Visite du président Biya en Chine, premier investisseur au Cameroun

Le président camerounais Paul Biya entame jeudi 22 mars 2018 une visite d'Etat de trois jours en Chine, premier investisseur étranger et premier partenaire commercial du Cameroun, ont annoncé les autorités mercredi. 

"La visite d’Etat du chef de l’Etat camerounais en Chine devrait aboutir à une montée en gamme et à une plus grande densification de notre coopération bilatérale", selon un communiqué de la présidence.

Arrivé dimanche à Pékin, M. Biya débutera jeudi sa visite officielle, accompagné d'une importante délégation de ministres et d'hommes d'affaires.
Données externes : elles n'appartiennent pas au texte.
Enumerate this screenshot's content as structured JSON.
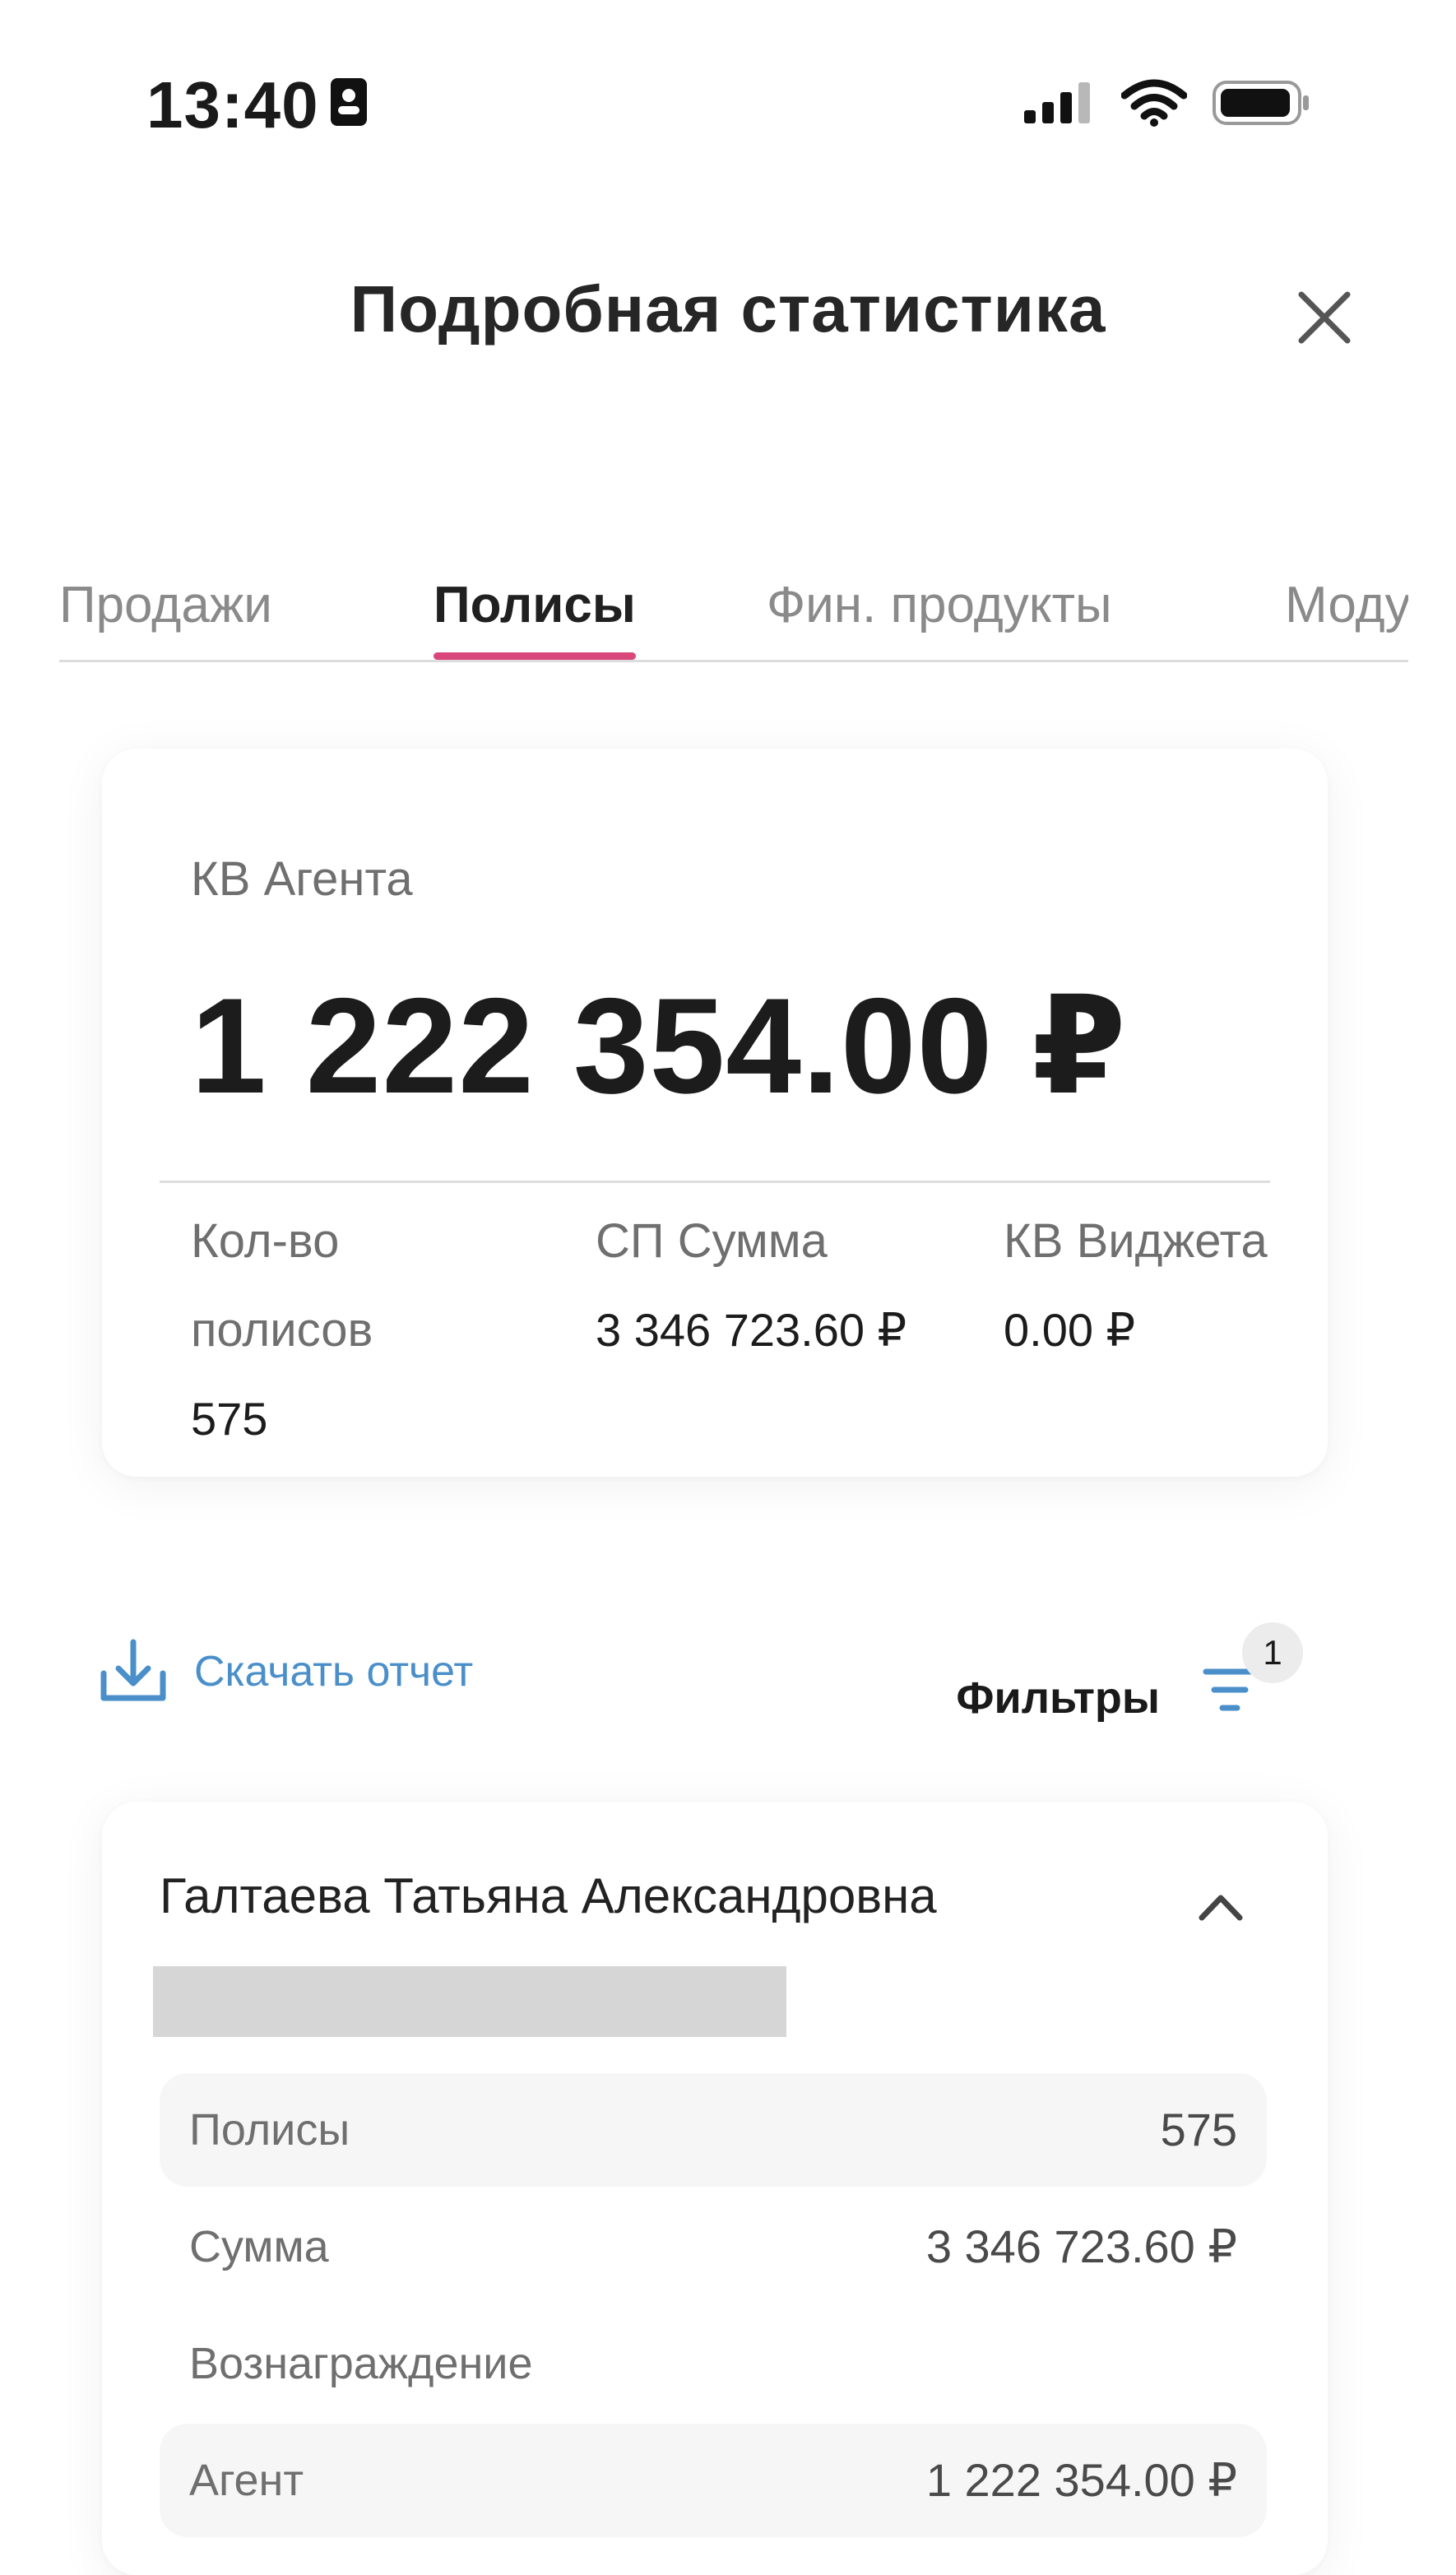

La Chine est aujourd'hui "le premier investisseur (étranger) au Cameroun", selon le ministère camerounais de l'Economie.

Entre 2000 et 2014, 67% des investissements directs étrangers (IDE) au Cameroun étaient chinois, selon la Conférence des Nations unies sur le commerce et le développement (Cnuced).

"La Chine est à l'heure actuelle le premier partenaire commercial du Cameroun et le Cameroun est le deuxième grand bénéficiaire africain du financement chinois. En 2015, par exemple, le volume des échanges commerciaux bilatéraux a atteint 2,6 milliards de dollars", souligne la présidence camerounaise. 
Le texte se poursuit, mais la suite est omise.